Sebagian kamu adalah bagian dari sebagian yang lain ...

Ini dalam arti bahwa sebagian kamu (hai umat manusia yang berjenis lelaki) berasal dari pertemuan ovum perempuan dan sperma lelaki dan sebagian yang lain (hai umat manusia yang berjenis perempuan) demikian juga halnya. Kedua jenis kelamin ini sama-sama manusia, dan tidak ada perbedaan diantara mereka dari segi asal kejadian serta kemanusiaannya.

Dengan konsiderans ini, Tuhan menegaskan bahwa:

Sesungguhnya Aku tidak menyia-nyiakan amal orang-orang yang beramal, baik lelaki maupun perempuan (QS Ali 'Imran [3]: 195)

Ayat ini dan semacamnya adalah usaha Al-Quran untuk mengikis habis segala pandangan yang membedakan lelaki dengan perempuan, khususnya dalam bidang kemanusiaan.
Dalam konteks pembicaraan tentang asal kejadian ini, sementara ulama menyinggung bahwa seandainya bukan karena Hawa, niscaya kita tetap akan berada di surga. Disini sekali lagi ditemukan semacam upaya mempersalahkan perempuan.

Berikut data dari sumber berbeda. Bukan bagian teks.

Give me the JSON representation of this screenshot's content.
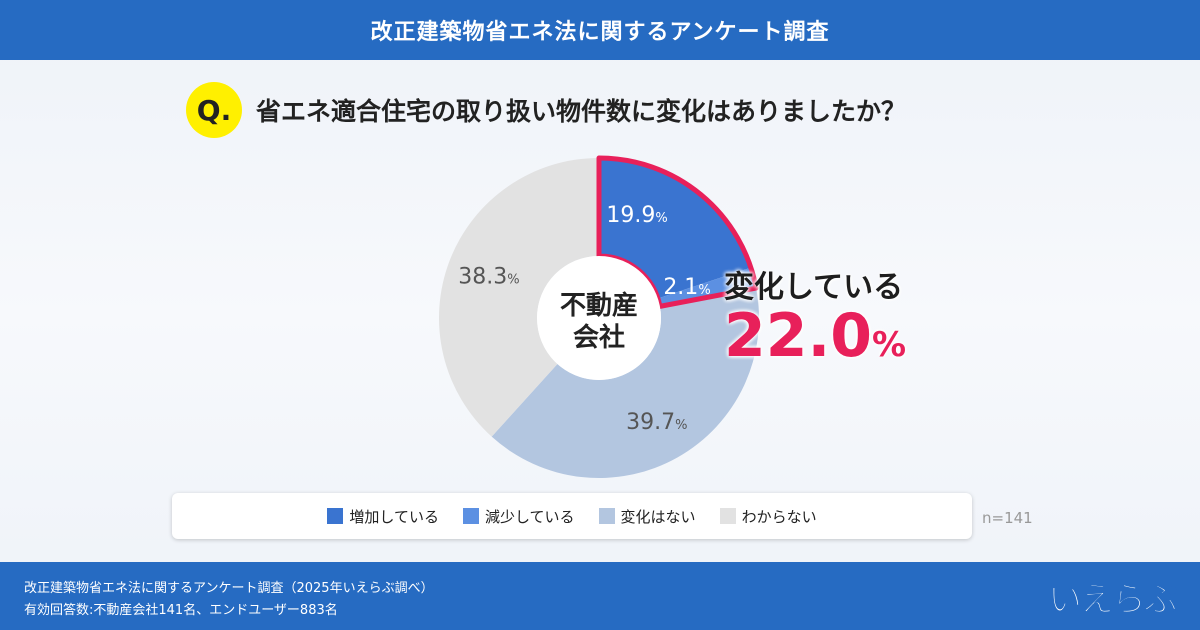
{
  "header": {
    "title": "改正建築物省エネ法に関するアンケート調査"
  },
  "question": {
    "badge": "Q.",
    "text": "省エネ適合住宅の取り扱い物件数に変化はありましたか？"
  },
  "chart_data": {
    "type": "pie",
    "donut": true,
    "center_label": [
      "不動産",
      "会社"
    ],
    "categories": [
      "増加している",
      "減少している",
      "変化はない",
      "わからない"
    ],
    "values": [
      19.9,
      2.1,
      39.7,
      38.3
    ],
    "labels": [
      "19.9",
      "2.1",
      "39.7",
      "38.3"
    ],
    "unit": "%",
    "colors": [
      "#3a74d0",
      "#5c90e2",
      "#b3c6e0",
      "#e2e2e2"
    ],
    "highlight_color": "#e8205a",
    "legend_position": "bottom",
    "annotation": {
      "label": "変化している",
      "value": "22.0",
      "unit": "%"
    },
    "n_label": "n=141"
  },
  "footer": {
    "line1": "改正建築物省エネ法に関するアンケート調査（2025年いえらぶ調べ）",
    "line2": "有効回答数:不動産会社141名、エンドユーザー883名",
    "logo": "いえらぶ"
  }
}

Pandangan semacam itu jelas sekali keliru, bukan saja karena sejak semula Allah telah menyampaikan rencana-Nya untuk menugaskan manusia sebagai khalifah di bumi (QS 2: 30), tetapi juga karena dari ayat-ayat Al-Quran ditemukan bahwa godaan dan rayuan Iblis itu tidak hanya tertuju kepada perempuan (Hawa) tetapi juga kepada lelaki. Ayat-ayat yang membicarakan godaan, rayuan setan, serta ketergelinciran Adam dan Hawa diungkapkan dalam bentuk kata yang menunjukkan kesamaan keduanya tanpa perbedaan, seperti,
Maka setan membisikkan pikiran jahat kepada keduanya... (QS, Al-A'raf [7]: 20).
Lalu keduanya digelincirkan oleh setan dan surga itu, dan keduanya dikeluarkan dari keadaan yang mereka (nikmati) sebelumnya... (QS Al-Baqarah [2]: 36).

Kalaupun ada ayat yang membicarakan godaan atau rayuan setan berbentuk tunggal, maka ayat itu justru menunjuk kepada kaum lelaki (Adam), yang bertindak sebagai pemimpin terhadap istrinya, seperti dalam firman Allah,

Kemudian setan membisikkan pikiran jahat kepadanya (Adam), dan berkata, "Hai Adam, maukah saya tunjukkan kepadamu pohon khuldi dan kerajaan yang tidak akan punah?" (QS Thaha [20]: 120).

Demikian terlihat Al-Quran mendudukkan perempuan pada tempat yang sewajarnya, serta meluruskan segala pandangan salah dan keliru yang berkaitan dengan kedudukan dan asal kejadian kaum perempuan.